Milkshakes and demonitization
Meanwhile Carl Benjamin is on the outs with YouTube.
YouTube has demonetised Carl Benjamin’s Sargon of Akkad video channel after the political commentator turned UKIP candidate made comments about raping a woman MP.
Earlier this week, West Midlands police announced an investigation into Benjamin’s remarks made in a YouTube video about Labour MP Jess Phillips, where the UKIP European election candidate questioned whether he’d rape her before concluding “nobody’s got that much beer”.
I was just objecting to Twitter’s permanent banning of a woman who told a boy he is not a lesbian. Should I also, to be consistent, object to YouTube’s demonitization (you should forgive the word) of Carl Benjamin’s YouTube?
There are two (or more) ways of looking at it. One is that no one should mess with anyone’s access to media outlets ever for any reason. Another is that no one should mess with anyone’s access to media outlets ever for stupid footling childish reasons. My way of looking at it is, clearly, the second. I don’t think Twitter should kick back and look dreamily at the sky while men use its outlet to hurl shit at women in their thousands and tens of thousands, and I also don’t think Twitter should banish a woman for telling a boy he’s not a lesbian. I realize it’s a terribly subtle and nuanced view, but there it is.
When contacted for comment on Friday, Benjamin sent BuzzFeed News an unrelated political statement about knife crime. Several of his online followers have been tweeting a statement claiming to be from Benjamin.
“YouTube let us know today that they have demonetised my YouTube channel, which as you know is my primary source of income, and how I support my family and team,” the statement reads.
It’s very profitable, talking trash about women on YouTube.
Who knew…that this little gold mine was there…? Reassuring, as one never kows what the future holds.
;-)
PS: What a dropkick.
There are definitely problems with big tech, but they are mostly related to the ‘big’ part, rather than the ‘tech’ part. But instead of dealing with that, we continue to throw tech solutions at the problem even though we know they don’t work and can’t work, even in principle.
For example, one of the obvious problems with tweets or YouTube videos or whatever is that there are too many of them to have humans reviewing their content. Just too much material and too much training and monitoring of the reviewers to ever possibly do a decent job. Or even a terrible job, it just doesn’t scale. So companies use algorithms and machine learning instead. But these are always going to be both biassed and easily-fooled, so the companies have to use policies that err on the side of banning (in the case of videos where there’s a claim of copyright infringement) and leaving up (where it looks like it will be profitable, regardless of how awful the content is).
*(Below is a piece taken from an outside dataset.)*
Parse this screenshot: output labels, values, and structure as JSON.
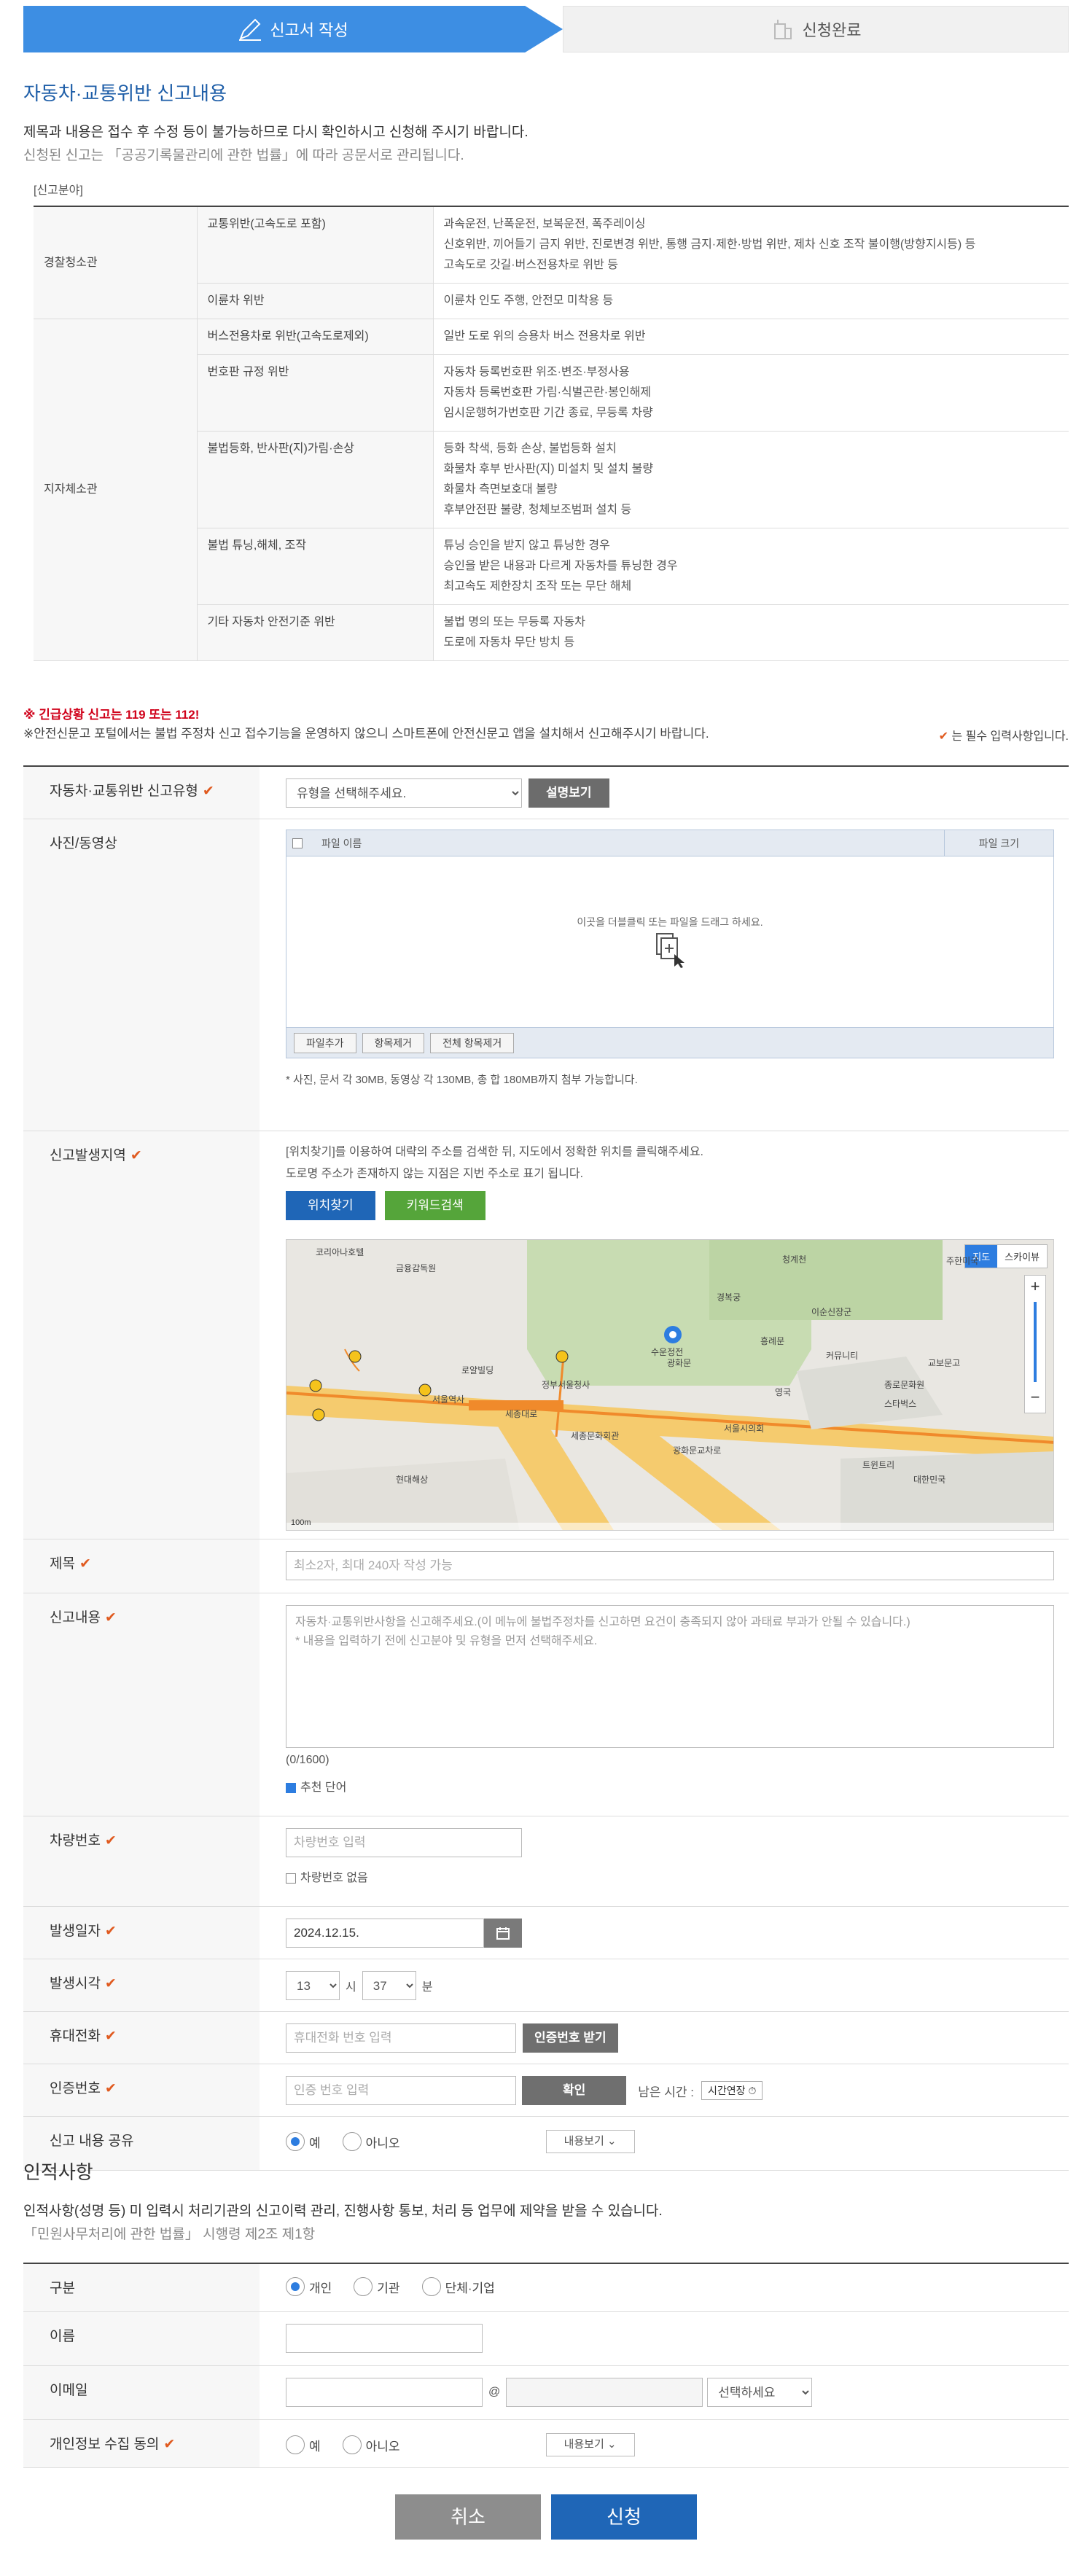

This reaches new levels of problematic because these platforms are now so big that a banning from them is close to a banning from meaningful public discourse.
The solution is not to expect that some future technology will solve this problem because it won’t. The solution is to break up these platforms and not let any get so big again. Then companies could have actually ethical standards, banning or censoring is a matter of enforcing those standards and can be justified by them, banned people can go elsewhere and everyone else gets to choose which platform they want to use based on those standards and how well the platform lives up to them.
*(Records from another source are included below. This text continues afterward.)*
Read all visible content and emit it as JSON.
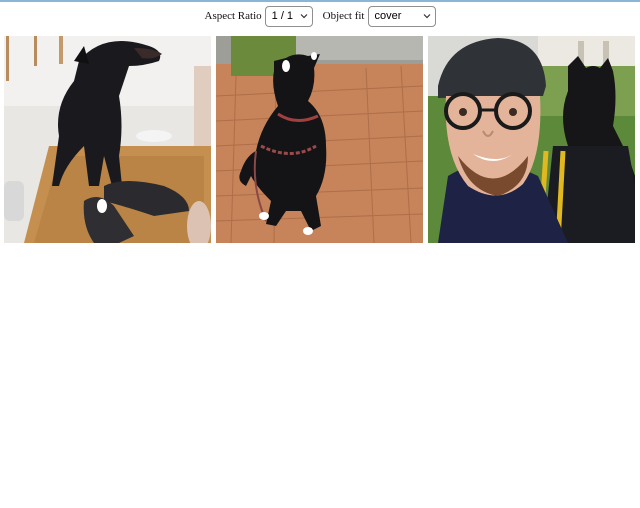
{
  "controls": {
    "aspect_ratio_label": "Aspect Ratio",
    "aspect_ratio_value": "1 / 1",
    "object_fit_label": "Object fit",
    "object_fit_value": "cover"
  },
  "photos": [
    {
      "subject": "dog-standing-on-shoes"
    },
    {
      "subject": "dog-sitting-on-brick-path"
    },
    {
      "subject": "man-selfie-with-dog-in-backpack"
    }
  ],
  "colors": {
    "accent_line": "#8ab6d6"
  }
}
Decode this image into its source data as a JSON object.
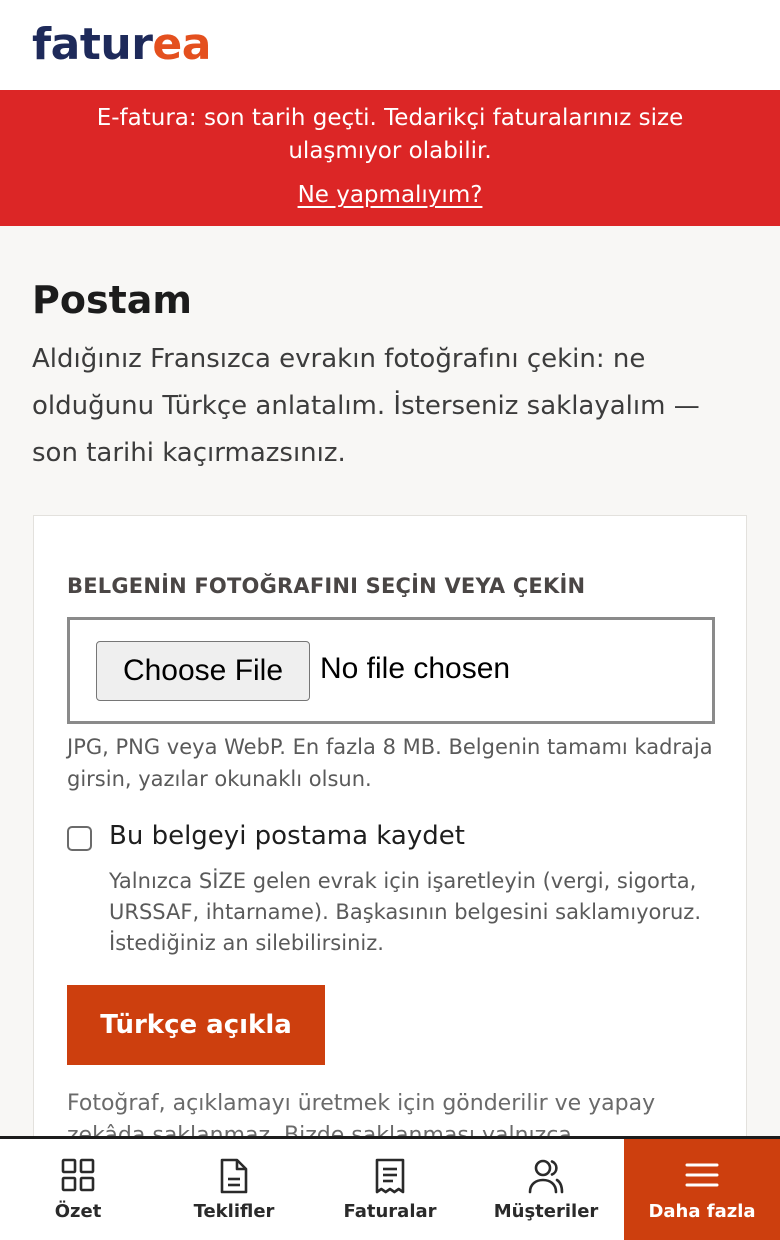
{
  "header": {
    "logo_part1": "fatur",
    "logo_part2": "ea"
  },
  "banner": {
    "message": "E-fatura: son tarih geçti. Tedarikçi faturalarınız size ulaşmıyor olabilir.",
    "link": "Ne yapmalıyım?"
  },
  "page": {
    "title": "Postam",
    "intro": "Aldığınız Fransızca evrakın fotoğrafını çekin: ne olduğunu Türkçe anlatalım. İsterseniz saklayalım — son tarihi kaçırmazsınız."
  },
  "form": {
    "field_label": "BELGENİN FOTOĞRAFINI SEÇİN VEYA ÇEKİN",
    "file_button": "Choose File",
    "file_status": "No file chosen",
    "file_hint": "JPG, PNG veya WebP. En fazla 8 MB. Belgenin tamamı kadraja girsin, yazılar okunaklı olsun.",
    "checkbox_label": "Bu belgeyi postama kaydet",
    "checkbox_checked": false,
    "checkbox_hint": "Yalnızca SİZE gelen evrak için işaretleyin (vergi, sigorta, URSSAF, ihtarname). Başkasının belgesini saklamıyoruz. İstediğiniz an silebilirsiniz.",
    "submit": "Türkçe açıkla",
    "footer_note": "Fotoğraf, açıklamayı üretmek için gönderilir ve yapay zekâda saklanmaz. Bizde saklanması yalnızca"
  },
  "bottom_nav": {
    "items": [
      {
        "label": "Özet",
        "icon": "grid-icon"
      },
      {
        "label": "Teklifler",
        "icon": "document-icon"
      },
      {
        "label": "Faturalar",
        "icon": "receipt-icon"
      },
      {
        "label": "Müşteriler",
        "icon": "users-icon"
      },
      {
        "label": "Daha fazla",
        "icon": "menu-icon",
        "active": true
      }
    ]
  },
  "colors": {
    "brand_navy": "#1e2a5a",
    "brand_orange": "#e4501e",
    "banner_red": "#dc2626",
    "primary_button": "#cd3f0e"
  }
}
Note that I said “could”, not “will”. I know this utopian scenario wouldn’t take place so blithely. But there would be a basis for proper competition and a much lower entry barrier for new players with crazy ideas like not allowing harassers to harass people or not automatically siding against women every single time.
Note also that I’m not excusing the current big platforms for their terrible and inconsistent behaviour. They use algorithms as an excuse to do whatever makes them the most money.
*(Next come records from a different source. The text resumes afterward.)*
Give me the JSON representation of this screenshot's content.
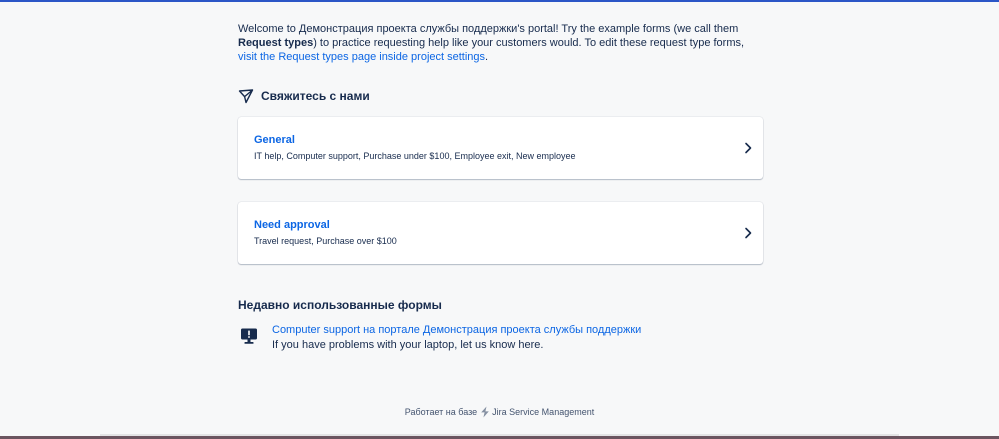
{
  "intro": {
    "text_start": "Welcome to Демонстрация проекта службы поддержки's portal! Try the example forms (we call them ",
    "bold_term": "Request types",
    "text_mid": ") to practice requesting help like your customers would. To edit these request type forms, ",
    "link_text": "visit the Request types page inside project settings",
    "text_end": "."
  },
  "contact": {
    "title": "Свяжитесь с нами",
    "icon": "paper-plane-icon"
  },
  "groups": [
    {
      "title": "General",
      "description": "IT help, Computer support, Purchase under $100, Employee exit, New employee"
    },
    {
      "title": "Need approval",
      "description": "Travel request, Purchase over $100"
    }
  ],
  "recent": {
    "title": "Недавно использованные формы",
    "items": [
      {
        "icon": "computer-monitor-icon",
        "link": "Computer support на портале Демонстрация проекта службы поддержки",
        "description": "If you have problems with your laptop, let us know here."
      }
    ]
  },
  "footer": {
    "powered_by": "Работает на базе",
    "product": "Jira Service Management"
  },
  "colors": {
    "link": "#0c66e4",
    "text": "#172b4d",
    "background": "#f7f8f9",
    "top_bar": "#2b56c7"
  }
}
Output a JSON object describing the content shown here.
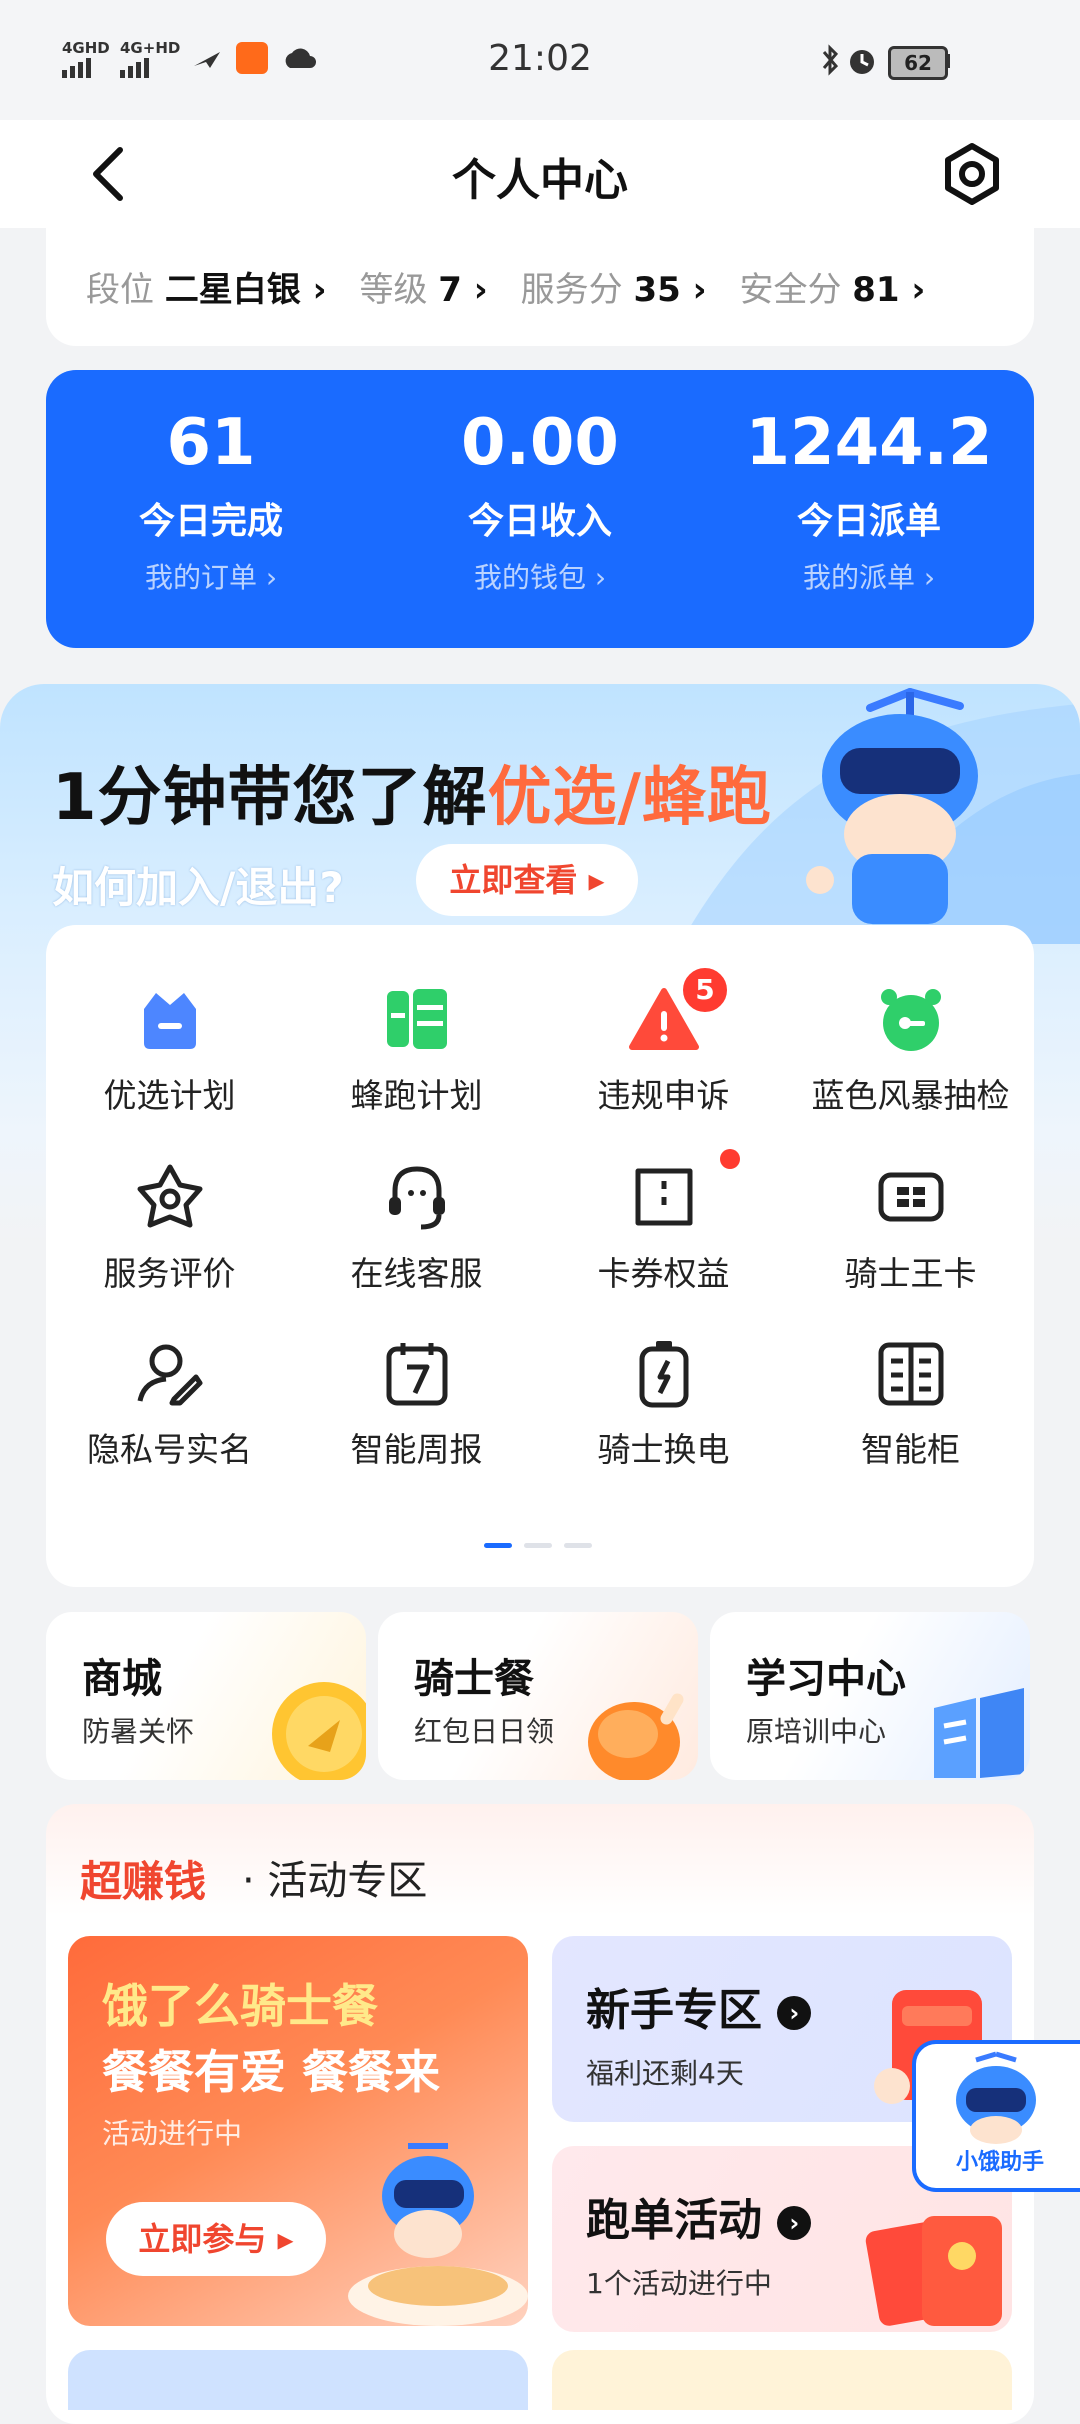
{
  "status_bar": {
    "time": "21:02",
    "signal1": "4GHD",
    "signal2": "4G+HD",
    "battery": "62"
  },
  "header": {
    "title": "个人中心"
  },
  "rank": {
    "items": [
      {
        "label": "段位",
        "value": "二星白银"
      },
      {
        "label": "等级",
        "value": "7"
      },
      {
        "label": "服务分",
        "value": "35"
      },
      {
        "label": "安全分",
        "value": "81"
      }
    ]
  },
  "stats": [
    {
      "value": "61",
      "label": "今日完成",
      "link": "我的订单 ›"
    },
    {
      "value": "0.00",
      "label": "今日收入",
      "link": "我的钱包 ›"
    },
    {
      "value": "1244.2",
      "label": "今日派单",
      "link": "我的派单 ›"
    }
  ],
  "banner": {
    "title_a": "1分钟带您了解",
    "title_b": "优选/蜂跑",
    "subtitle": "如何加入/退出?",
    "button": "立即查看 ▸"
  },
  "grid": [
    {
      "label": "优选计划",
      "icon": "crown-icon"
    },
    {
      "label": "蜂跑计划",
      "icon": "bee-character-icon"
    },
    {
      "label": "违规申诉",
      "icon": "warning-triangle-icon",
      "badge": "5"
    },
    {
      "label": "蓝色风暴抽检",
      "icon": "alarm-clock-icon"
    },
    {
      "label": "服务评价",
      "icon": "star-badge-icon"
    },
    {
      "label": "在线客服",
      "icon": "headset-icon"
    },
    {
      "label": "卡券权益",
      "icon": "coupon-icon"
    },
    {
      "label": "骑士王卡",
      "icon": "card-icon"
    },
    {
      "label": "隐私号实名",
      "icon": "user-edit-icon"
    },
    {
      "label": "智能周报",
      "icon": "calendar-icon"
    },
    {
      "label": "骑士换电",
      "icon": "battery-icon"
    },
    {
      "label": "智能柜",
      "icon": "cabinet-icon"
    }
  ],
  "tri_cards": [
    {
      "title": "商城",
      "sub": "防暑关怀"
    },
    {
      "title": "骑士餐",
      "sub": "红包日日领"
    },
    {
      "title": "学习中心",
      "sub": "原培训中心"
    }
  ],
  "activity": {
    "tag": "超赚钱",
    "title": "· 活动专区",
    "promo": {
      "line1": "饿了么骑士餐",
      "line2": "餐餐有爱 餐餐来",
      "status": "活动进行中",
      "button": "立即参与 ▸"
    },
    "cards": [
      {
        "title": "新手专区",
        "sub": "福利还剩4天"
      },
      {
        "title": "跑单活动",
        "sub": "1个活动进行中"
      }
    ]
  },
  "helper": {
    "label": "小饿助手"
  },
  "colors": {
    "primary": "#1a6bff",
    "accent": "#f0462f",
    "green": "#2fcf6a"
  }
}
But anyway, although it galls me a little to say it, legislation is definitely needed to get these platforms into line. It galls me because most of the legislature for such things around the world has been very, very bad. What’s happening with copyright in the EU is a particularly good example and so is the constant demand of governments to ban encryption. We do need legislature, though. And it should start with breaking the monopolies and making sure new ones can’t emerge. Admittedly, I don’t know exactly how any of that would be possible.